The opinions expressed in this article are the writer’s own and do not reflect the views of Her Campus.
Ever since the first time I picked up a crayon and completed my first page of a coloring book, I fell in love with making art. My aunt had an impact on my perfectionism by showing me how to fill in the lines and different ways of coloring – making it lighter, having dark outlines, even making gradients.
Displaying my interest for art was kickstarted with the trend of being gifted all sorts of tools for art. At Christmas, getting those kits with the cheap markers, colored pencils, and the poor quality crayons was the norm for me. For my birthday, I requested acrylic paints, canvases, and brushes. I’d do my research and web searches of all different kinds of mediums and styles, and my love for anything art-related kept growing. The most recent items I’ve received were last Christmas, where I got an entire pottery wheel, and even more recent items I bought myself for school being some graphite pencils, kneaded erasers, black ink, a gessobord, palette paper, watercolors, and more.

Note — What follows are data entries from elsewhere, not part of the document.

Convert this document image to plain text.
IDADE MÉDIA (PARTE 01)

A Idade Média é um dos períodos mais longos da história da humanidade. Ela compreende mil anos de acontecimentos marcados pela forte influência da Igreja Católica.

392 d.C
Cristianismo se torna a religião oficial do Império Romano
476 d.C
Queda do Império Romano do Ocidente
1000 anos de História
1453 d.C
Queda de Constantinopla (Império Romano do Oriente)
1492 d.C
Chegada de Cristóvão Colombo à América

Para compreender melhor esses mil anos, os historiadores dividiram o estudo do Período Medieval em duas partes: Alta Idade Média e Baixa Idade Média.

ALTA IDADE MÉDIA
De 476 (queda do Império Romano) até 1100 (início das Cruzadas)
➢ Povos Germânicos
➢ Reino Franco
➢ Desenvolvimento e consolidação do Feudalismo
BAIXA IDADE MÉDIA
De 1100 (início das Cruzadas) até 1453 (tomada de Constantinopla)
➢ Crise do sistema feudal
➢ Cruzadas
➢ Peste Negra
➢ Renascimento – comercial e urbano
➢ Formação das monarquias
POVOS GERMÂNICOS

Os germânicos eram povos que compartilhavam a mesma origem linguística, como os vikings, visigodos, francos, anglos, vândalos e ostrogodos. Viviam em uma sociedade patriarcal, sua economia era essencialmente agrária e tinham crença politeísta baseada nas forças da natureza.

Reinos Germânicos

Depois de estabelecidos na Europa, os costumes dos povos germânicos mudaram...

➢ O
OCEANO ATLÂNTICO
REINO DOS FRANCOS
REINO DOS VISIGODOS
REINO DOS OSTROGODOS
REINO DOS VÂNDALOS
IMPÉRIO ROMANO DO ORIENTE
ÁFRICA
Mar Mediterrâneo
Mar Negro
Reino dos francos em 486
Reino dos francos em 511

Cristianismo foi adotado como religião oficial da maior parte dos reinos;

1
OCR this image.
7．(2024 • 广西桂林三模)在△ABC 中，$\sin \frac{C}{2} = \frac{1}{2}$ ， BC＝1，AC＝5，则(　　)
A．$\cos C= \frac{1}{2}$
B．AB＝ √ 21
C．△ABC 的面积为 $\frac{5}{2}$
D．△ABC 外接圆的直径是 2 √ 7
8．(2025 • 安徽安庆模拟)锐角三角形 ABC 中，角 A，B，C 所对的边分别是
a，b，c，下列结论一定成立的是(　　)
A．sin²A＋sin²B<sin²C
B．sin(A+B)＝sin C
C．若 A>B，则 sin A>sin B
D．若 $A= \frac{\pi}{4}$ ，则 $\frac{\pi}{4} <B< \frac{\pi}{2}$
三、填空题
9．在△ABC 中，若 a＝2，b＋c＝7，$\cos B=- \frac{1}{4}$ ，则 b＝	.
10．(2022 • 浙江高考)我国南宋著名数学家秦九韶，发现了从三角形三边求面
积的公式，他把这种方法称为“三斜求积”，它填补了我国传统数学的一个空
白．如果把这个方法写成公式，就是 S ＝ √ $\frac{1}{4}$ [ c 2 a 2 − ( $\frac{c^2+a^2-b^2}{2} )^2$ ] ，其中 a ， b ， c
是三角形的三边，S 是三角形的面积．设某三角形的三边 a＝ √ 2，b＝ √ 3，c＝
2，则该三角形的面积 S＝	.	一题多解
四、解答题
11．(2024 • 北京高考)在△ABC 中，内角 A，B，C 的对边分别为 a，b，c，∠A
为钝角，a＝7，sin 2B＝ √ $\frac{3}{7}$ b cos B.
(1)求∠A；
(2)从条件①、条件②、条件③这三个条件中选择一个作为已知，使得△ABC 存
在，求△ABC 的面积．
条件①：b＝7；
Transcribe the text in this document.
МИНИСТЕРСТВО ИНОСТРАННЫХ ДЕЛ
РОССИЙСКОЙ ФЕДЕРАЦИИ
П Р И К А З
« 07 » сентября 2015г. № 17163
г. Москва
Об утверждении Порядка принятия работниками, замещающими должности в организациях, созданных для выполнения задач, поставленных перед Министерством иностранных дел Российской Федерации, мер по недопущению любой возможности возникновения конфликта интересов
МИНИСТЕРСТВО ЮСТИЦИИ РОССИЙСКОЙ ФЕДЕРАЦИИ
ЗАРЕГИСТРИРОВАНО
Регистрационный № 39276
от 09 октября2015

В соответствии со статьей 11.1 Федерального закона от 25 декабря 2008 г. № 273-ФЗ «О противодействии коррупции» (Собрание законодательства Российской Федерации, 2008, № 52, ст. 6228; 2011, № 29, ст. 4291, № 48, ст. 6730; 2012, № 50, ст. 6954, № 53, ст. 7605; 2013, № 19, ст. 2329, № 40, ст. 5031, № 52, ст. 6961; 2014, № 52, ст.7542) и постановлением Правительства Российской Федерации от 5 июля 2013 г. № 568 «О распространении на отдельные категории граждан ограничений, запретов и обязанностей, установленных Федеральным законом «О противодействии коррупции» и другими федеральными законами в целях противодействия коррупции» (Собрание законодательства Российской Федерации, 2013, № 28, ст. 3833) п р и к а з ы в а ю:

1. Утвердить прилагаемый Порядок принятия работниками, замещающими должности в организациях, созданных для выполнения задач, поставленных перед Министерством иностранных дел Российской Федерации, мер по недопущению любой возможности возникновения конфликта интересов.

Due to favoring art as a whole and getting over a four-year long artist’s block, I decided it was in my best interest to pursue a career in art: Graphic Design. Now, because of this specific major, my classes consist of different kinds of art. So, I will be reviewing and ranking my favorite to least favorite mediums to deal with as a freshman in college majoring in Graphic Design.
Drawing is easily the best to work with and overall do. Being able to have the creative freedom to do whatever you’d like with it and the simplicity of keeping everything black, white, and gray keeps things simple. A bonus is being able to do most styles with ease and not having to worry about certain things that you’d have to keep in mind with other mediums.
Acrylic painting is easy to learn and also has the same amount of creative freedom, but with more qualities where more techniques can be applied. Acrylic paint in particular is fun to work with because of the texture and bright bold colors to work with. Plus, acrylic painting can either have a cartoon-feel or be used for realism, allowing for multiple styles just like drawing.
Typography work is great because giving words and lettering a personality through shape, color, and line work, allow for a lot of free creativity. It’s definitely on the easier side of graphic design but isn’t as fun as drawing or painting because it’s less illustrating and design-oriented.
Color drawing is similar to graphite drawing (it’s harder of course), but with extra knowledge needed in color theory, shading, and understanding the steps beforehand. Once you put color down, especially colored pencil, it’s practically impossible to take it back since it’s not erasable. So, understanding what steps need to be taken for an effective color drawing is essential.
Watercolor is fun to play around with but when it comes to making art with it, it becomes challenging. It’s hard to work with because of how ‘thin’ it is. It’s runny and blends easily, thus making certain kinds of artwork harder to make, especially realism.
Digital drawing is easier when you’re experienced with it, but learning it and getting used to it is very hard for traditional artists. Especially if you don’t have a drawing tablet and have to use a computer and mouse, it becomes significantly more difficult. Although, more textures are available and easier to achieve paintings or drawings that would require more time and attention to detail.
Photoshop is quite literally the worst program for graphic design, specifically because it’s really hard to learn and there’s so many tools to work with. Plus, the amount of thought you really have to put into it when editing photos to make the look better takes a toll because you’re constantly wondering ‘Is this better?’ ‘Should I have done this?’ ‘Maybe I should change it back’ – constant black and white thinking about photo editing.